Thursday, September 3, 2009

September: "At This Time"

In the September calm waters and warm sun, the seals haul out along the rocks and reefs of Trial Island. The seals are watchful as they slip off their rocks to curiously peer at the passing boat.


Mothers usually alert their young, but this baby seal was fast asleep and only woke up when I touched his nose.


This worried mother leads her pup to safety


and assures it with a kiss.


A young Pigeon Guillemot, foraging close to shore, is dressed for winter in its cryptic black and white plumage.


Landing on Trial Island amid the Fucus. A feather presents the promise of birds. 




Along the shoreline an unlikely somber figure eyes my approach. Another fall migration is underway the raptors follow the west coast on their migration south. Victoria is on this path and some of the soaring birds like this Turkey Vulture need to rest before crossing the Strait of Juan de Fuca.





I am lured out to sea by the raucous calls of the Common Murres that have led their chicks into the strait to feed on juvenile herring and sandlance. The chick in winter plumage is following its parent which is for a short time, still in breeding plumage.



The parent and chick communicate with unique calls that allow the pair to find each other once a fish is caught.
 




Parent and young get separated while diving for food. When he surfaces, the father with a fish in his bill calls loudly until the chick comes to take his reward.
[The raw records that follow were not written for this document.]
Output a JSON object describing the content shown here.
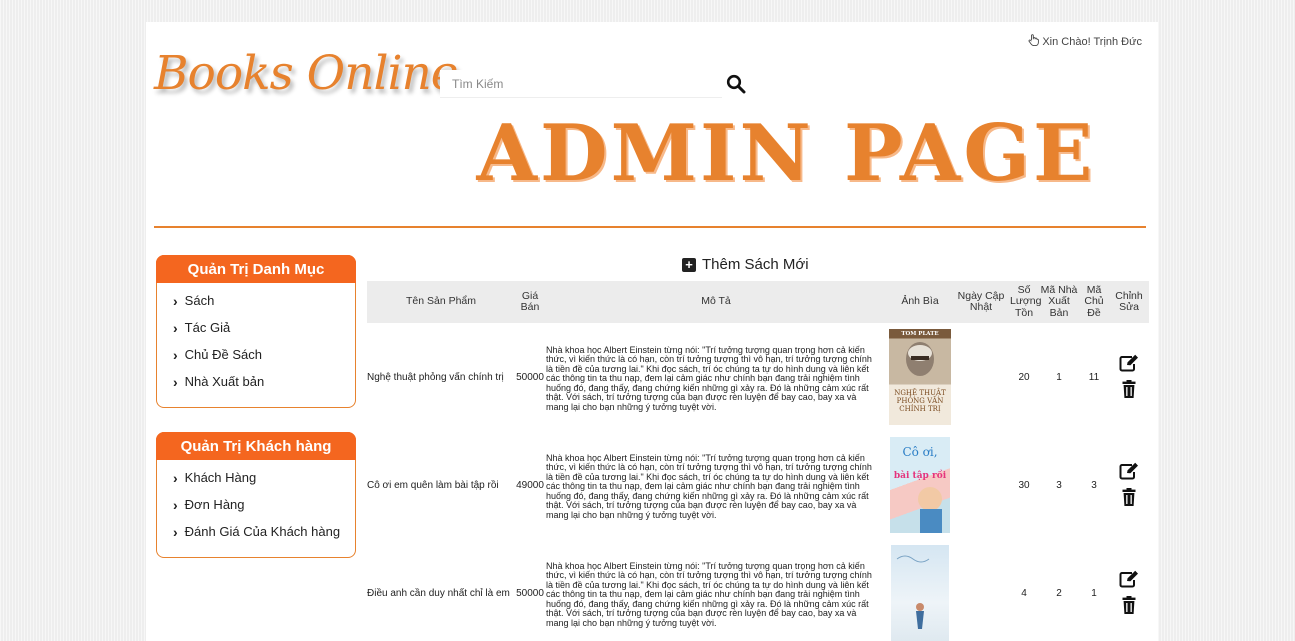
{
  "brand": {
    "logo_text": "Books Online"
  },
  "search": {
    "placeholder": "Tìm Kiếm"
  },
  "header": {
    "greeting": "Xin Chào! Trịnh Đức",
    "banner": "ADMIN PAGE"
  },
  "colors": {
    "accent": "#e7822e",
    "panel_header": "#f4661f"
  },
  "sidebar": {
    "catalog": {
      "title": "Quản Trị Danh Mục",
      "items": [
        {
          "label": "Sách"
        },
        {
          "label": "Tác Giả"
        },
        {
          "label": "Chủ Đề Sách"
        },
        {
          "label": "Nhà Xuất bản"
        }
      ]
    },
    "customers": {
      "title": "Quản Trị Khách hàng",
      "items": [
        {
          "label": "Khách Hàng"
        },
        {
          "label": "Đơn Hàng"
        },
        {
          "label": "Đánh Giá Của Khách hàng"
        }
      ]
    }
  },
  "main": {
    "add_label": "Thêm Sách Mới",
    "columns": {
      "name": "Tên Sản Phẩm",
      "price": "Giá Bán",
      "desc": "Mô Tả",
      "cover": "Ảnh Bìa",
      "updated": "Ngày Cập Nhật",
      "stock": "Số Lượng Tồn",
      "publisher": "Mã Nhà Xuất Bản",
      "topic": "Mã Chủ Đề",
      "edit": "Chỉnh Sửa"
    },
    "rows": [
      {
        "name": "Nghệ thuật phỏng vấn chính trị",
        "price": "50000",
        "desc": "Nhà khoa học Albert Einstein từng nói: \"Trí tưởng tượng quan trọng hơn cả kiến thức, vì kiến thức là có hạn, còn trí tưởng tượng thì vô hạn, trí tưởng tượng chính là tiền đề của tương lai.\" Khi đọc sách, trí óc chúng ta tự do hình dung và liên kết các thông tin ta thu nạp, đem lại cảm giác như chính bạn đang trải nghiệm tình huống đó, đang thấy, đang chứng kiến những gì xảy ra. Đó là những cảm xúc rất thật. Với sách, trí tưởng tượng của bạn được rèn luyện để bay cao, bay xa và mang lại cho bạn những ý tưởng tuyệt vời.",
        "cover": {
          "top": "TOM PLATE",
          "title": "NGHỆ THUẬT PHỎNG VẤN CHÍNH TRỊ"
        },
        "updated": "",
        "stock": "20",
        "publisher": "1",
        "topic": "11"
      },
      {
        "name": "Cô ơi em quên làm bài tập rồi",
        "price": "49000",
        "desc": "Nhà khoa học Albert Einstein từng nói: \"Trí tưởng tượng quan trọng hơn cả kiến thức, vì kiến thức là có hạn, còn trí tưởng tượng thì vô hạn, trí tưởng tượng chính là tiền đề của tương lai.\" Khi đọc sách, trí óc chúng ta tự do hình dung và liên kết các thông tin ta thu nạp, đem lại cảm giác như chính bạn đang trải nghiệm tình huống đó, đang thấy, đang chứng kiến những gì xảy ra. Đó là những cảm xúc rất thật. Với sách, trí tưởng tượng của bạn được rèn luyện để bay cao, bay xa và mang lại cho bạn những ý tưởng tuyệt vời.",
        "cover": {
          "top": "Cô ơi,",
          "title": "bài tập rồi"
        },
        "updated": "",
        "stock": "30",
        "publisher": "3",
        "topic": "3"
      },
      {
        "name": "Điều anh cần duy nhất chỉ là em",
        "price": "50000",
        "desc": "Nhà khoa học Albert Einstein từng nói: \"Trí tưởng tượng quan trọng hơn cả kiến thức, vì kiến thức là có hạn, còn trí tưởng tượng thì vô hạn, trí tưởng tượng chính là tiền đề của tương lai.\" Khi đọc sách, trí óc chúng ta tự do hình dung và liên kết các thông tin ta thu nạp, đem lại cảm giác như chính bạn đang trải nghiệm tình huống đó, đang thấy, đang chứng kiến những gì xảy ra. Đó là những cảm xúc rất thật. Với sách, trí tưởng tượng của bạn được rèn luyện để bay cao, bay xa và mang lại cho bạn những ý tưởng tuyệt vời.",
        "cover": {
          "top": "",
          "title": ""
        },
        "updated": "",
        "stock": "4",
        "publisher": "2",
        "topic": "1"
      }
    ]
  }
}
What appears as a passing flight of tiny shorebirds swirls and lands on the water. These can only be phalaropes sometimes referred to as "shorebirds that have gone to sea". Their habitats are the frontal zones and tide lines that bring tiny invertebrates to the surface and concentrate them within easy reach of their forcep bills.
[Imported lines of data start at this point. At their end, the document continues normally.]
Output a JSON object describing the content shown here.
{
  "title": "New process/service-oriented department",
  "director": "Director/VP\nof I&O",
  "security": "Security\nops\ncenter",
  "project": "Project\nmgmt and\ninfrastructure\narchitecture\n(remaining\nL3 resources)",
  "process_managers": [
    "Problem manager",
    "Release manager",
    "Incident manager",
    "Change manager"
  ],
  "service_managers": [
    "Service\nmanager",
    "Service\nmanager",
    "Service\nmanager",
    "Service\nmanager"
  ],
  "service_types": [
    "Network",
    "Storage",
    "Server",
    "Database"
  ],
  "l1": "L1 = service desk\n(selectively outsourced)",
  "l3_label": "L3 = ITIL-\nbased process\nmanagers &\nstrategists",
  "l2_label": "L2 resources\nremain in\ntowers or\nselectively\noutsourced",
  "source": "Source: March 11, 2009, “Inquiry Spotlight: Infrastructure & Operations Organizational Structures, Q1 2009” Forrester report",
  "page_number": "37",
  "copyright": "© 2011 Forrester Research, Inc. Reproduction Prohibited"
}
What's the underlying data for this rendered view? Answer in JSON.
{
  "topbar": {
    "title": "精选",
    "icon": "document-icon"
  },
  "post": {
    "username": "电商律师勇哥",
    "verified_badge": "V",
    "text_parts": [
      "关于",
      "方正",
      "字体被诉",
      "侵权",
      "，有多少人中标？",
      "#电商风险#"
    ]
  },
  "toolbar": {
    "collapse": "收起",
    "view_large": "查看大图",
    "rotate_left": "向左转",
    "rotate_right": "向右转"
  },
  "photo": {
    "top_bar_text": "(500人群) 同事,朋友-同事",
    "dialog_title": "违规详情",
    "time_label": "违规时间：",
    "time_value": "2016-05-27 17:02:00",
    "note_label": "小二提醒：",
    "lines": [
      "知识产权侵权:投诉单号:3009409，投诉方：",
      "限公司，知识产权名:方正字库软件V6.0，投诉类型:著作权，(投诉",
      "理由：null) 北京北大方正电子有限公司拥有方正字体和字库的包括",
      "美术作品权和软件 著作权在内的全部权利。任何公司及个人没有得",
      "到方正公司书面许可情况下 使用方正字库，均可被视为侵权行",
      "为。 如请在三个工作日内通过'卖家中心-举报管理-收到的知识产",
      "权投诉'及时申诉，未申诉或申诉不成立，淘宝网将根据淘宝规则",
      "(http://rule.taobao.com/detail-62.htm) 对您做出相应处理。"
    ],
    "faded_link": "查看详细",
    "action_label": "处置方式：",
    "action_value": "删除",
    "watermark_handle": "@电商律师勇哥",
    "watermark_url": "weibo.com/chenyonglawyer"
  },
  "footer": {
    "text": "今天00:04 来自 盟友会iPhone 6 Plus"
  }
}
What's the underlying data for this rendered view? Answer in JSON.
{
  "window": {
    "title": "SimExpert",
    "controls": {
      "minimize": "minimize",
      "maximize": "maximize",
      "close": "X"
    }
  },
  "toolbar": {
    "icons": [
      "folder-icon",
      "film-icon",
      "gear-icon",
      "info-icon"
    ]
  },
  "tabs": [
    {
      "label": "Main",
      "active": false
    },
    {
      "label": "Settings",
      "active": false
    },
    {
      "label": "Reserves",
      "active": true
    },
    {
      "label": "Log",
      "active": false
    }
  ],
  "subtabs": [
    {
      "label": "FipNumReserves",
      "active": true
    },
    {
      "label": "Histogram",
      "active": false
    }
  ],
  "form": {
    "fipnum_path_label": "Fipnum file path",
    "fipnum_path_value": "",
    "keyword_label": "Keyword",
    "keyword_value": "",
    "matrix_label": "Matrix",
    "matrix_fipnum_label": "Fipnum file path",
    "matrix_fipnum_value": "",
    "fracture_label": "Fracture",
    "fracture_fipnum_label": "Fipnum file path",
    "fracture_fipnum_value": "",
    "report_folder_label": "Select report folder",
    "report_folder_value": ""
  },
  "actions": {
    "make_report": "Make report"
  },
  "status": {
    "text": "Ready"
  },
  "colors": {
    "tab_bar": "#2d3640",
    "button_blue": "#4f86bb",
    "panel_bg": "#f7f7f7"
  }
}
Bobbing their slender heads like chickens, the Red-necked Phalaropes pick and peck at the surface devouring tiny invertebrates.
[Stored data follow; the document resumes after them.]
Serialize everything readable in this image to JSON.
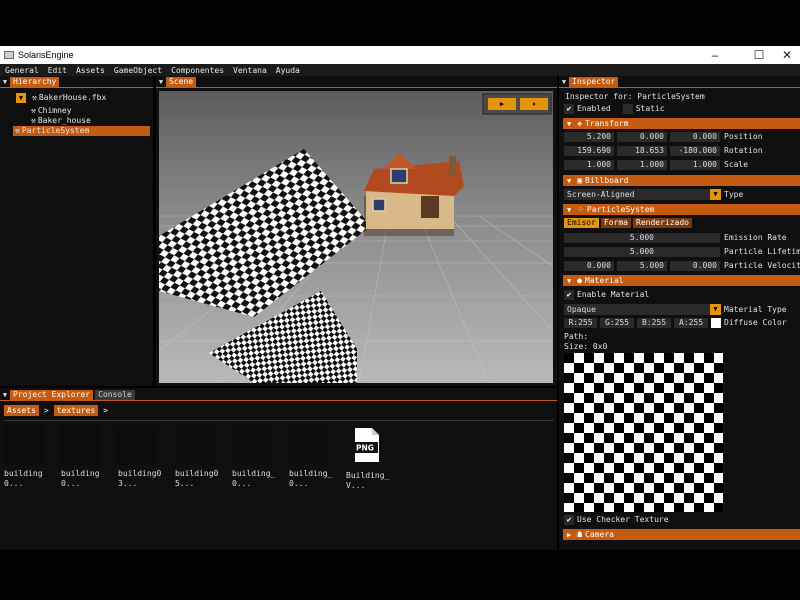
{
  "window": {
    "title": "SolarisEngine",
    "controls": [
      "–",
      "☐",
      "✕"
    ]
  },
  "menu": [
    "General",
    "Edit",
    "Assets",
    "GameObject",
    "Componentes",
    "Ventana",
    "Ayuda"
  ],
  "hierarchy": {
    "tab": "Hierarchy",
    "items": [
      {
        "label": "BakerHouse.fbx",
        "level": 0,
        "expanded": true
      },
      {
        "label": "Chimney",
        "level": 1
      },
      {
        "label": "Baker_house",
        "level": 1
      },
      {
        "label": "ParticleSystem",
        "level": 0,
        "selected": true
      }
    ]
  },
  "scene": {
    "tab": "Scene",
    "play_icon": "▶",
    "pause_icon": "⏸"
  },
  "project": {
    "tabs": [
      "Project Explorer",
      "Console"
    ],
    "breadcrumb": [
      "Assets",
      "textures"
    ],
    "breadcrumb_sep": ">",
    "assets": [
      {
        "name": "building\n0...",
        "type": "dark"
      },
      {
        "name": "building\n0...",
        "type": "dark"
      },
      {
        "name": "building0\n3...",
        "type": "dark"
      },
      {
        "name": "building0\n5...",
        "type": "dark"
      },
      {
        "name": "building_\n0...",
        "type": "dark"
      },
      {
        "name": "building_\n0...",
        "type": "dark"
      },
      {
        "name": "Building_\nV...",
        "type": "png",
        "badge": "PNG"
      }
    ]
  },
  "inspector": {
    "tab": "Inspector",
    "header": "Inspector for: ParticleSystem",
    "enabled_label": "Enabled",
    "static_label": "Static",
    "transform": {
      "title": "Transform",
      "position": [
        "5.200",
        "0.000",
        "0.000"
      ],
      "rotation": [
        "159.690",
        "18.653",
        "-180.000"
      ],
      "scale": [
        "1.000",
        "1.000",
        "1.000"
      ],
      "labels": [
        "Position",
        "Rotation",
        "Scale"
      ]
    },
    "billboard": {
      "title": "Billboard",
      "type_value": "Screen-Aligned",
      "type_label": "Type"
    },
    "particle_system": {
      "title": "ParticleSystem",
      "tabs": [
        "Emisor",
        "Forma",
        "Renderizado"
      ],
      "emission_rate": "5.000",
      "emission_rate_label": "Emission Rate",
      "particle_lifetime": "5.000",
      "particle_lifetime_label": "Particle Lifetime",
      "velocity": [
        "0.000",
        "5.000",
        "0.000"
      ],
      "velocity_label": "Particle Velocity"
    },
    "material": {
      "title": "Material",
      "enable_label": "Enable Material",
      "type_value": "Opaque",
      "type_label": "Material Type",
      "color": [
        "R:255",
        "G:255",
        "B:255",
        "A:255"
      ],
      "color_label": "Diffuse Color",
      "path_label": "Path:",
      "size_label": "Size: 0x0",
      "checker_label": "Use Checker Texture"
    },
    "camera": {
      "title": "Camera"
    }
  },
  "colors": {
    "accent": "#c55a11",
    "button": "#e8930c",
    "panel": "#0f0f0f",
    "field": "#2a2a2a"
  }
}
Between Chatham and Discovery Islands tiny Least Sandpipers (21g) flush from the mud flats where they were picking and probing for lunch.

Big-eyed Semipalmated Plovers mix with the sandpipers looking for marine worms and other invertebrates. Semipalmated refers to the partial webbing between their toes.


A Surfbird in winter plumage stands on the reef where it forages for invertebrates like acorn barnacles which it pulls off the rock and swallows whole, shell and all. A good identification feature is the orange at the base of the lower mandible.


The mud flats are bordered by rich mats of colourful Sea Asparagus (Seablite, Salicornia virginica) a tasty edible with bright stems of showy red, green and yellow.




Just above the beach I find the "Raven's Canoe". The black pods of the Giant Vetch were given this name by the Haida because of their resemblance to a native canoe. Nearby is a summer village of the Coast Salish.



Nearby the large bright flowers of the Puget Sound Gumweed (Grindelia integrifolia). They have a sticky secretion that coats the green buds and the cup that hold the flowers. They are a consistent yellow display along the coastal beaches with a prolonged blooming season from May to October.



The fruit of the Bitter Cherry (Prunus emarginata) is ripe but quite inedibly bitter.




A better choice to eat are the Himalayan Blackberries (Rubus discolor) gathering sweetness from the last of the summer's sun.




The berries of the forest are ripe. The white Snowberries show brightly against the rich green leaves. Aboriginal people considered this berry poisonous and can called them "corpse berries". 



It is often silent now high on a dry ridge in the Sooke Hills. Here the  sun is still relentless before the fall rains, its heat lifting a sweet arid fragrance of berries and pine. Many of the migrants have left, I hear the distant calls of the raven, jays, nuthatches, chickadees and juncos. Laying flat in protected hollows are dense mats of Kinnikinnick, these will provide food into the winter for bears and grouse.




Some trees are adorned with lichens, that strange union of algae and fungi. This symbiotic relationship allows the lichen to endure harsh environments. The algal component (green) providing carbohydrates derived from photosynthesis while the fungal component provides structural support and nutrients.











Back into the Sooke Hills, heavier nighttime dew and September rains are bringing the mushrooms up.



The exotic and beautiful Amanita Muscaria emerges from the soil covered in a white universal veil looking somewhat like an egg. As the fingi expands, the veil is broken leaving its remnants as white spots against the red of the cap.





Crabapple Lake is adorned with colourful water lilies (Nymphaea odorata), an introduced species, it shows bright white to pink flowers from July into late September.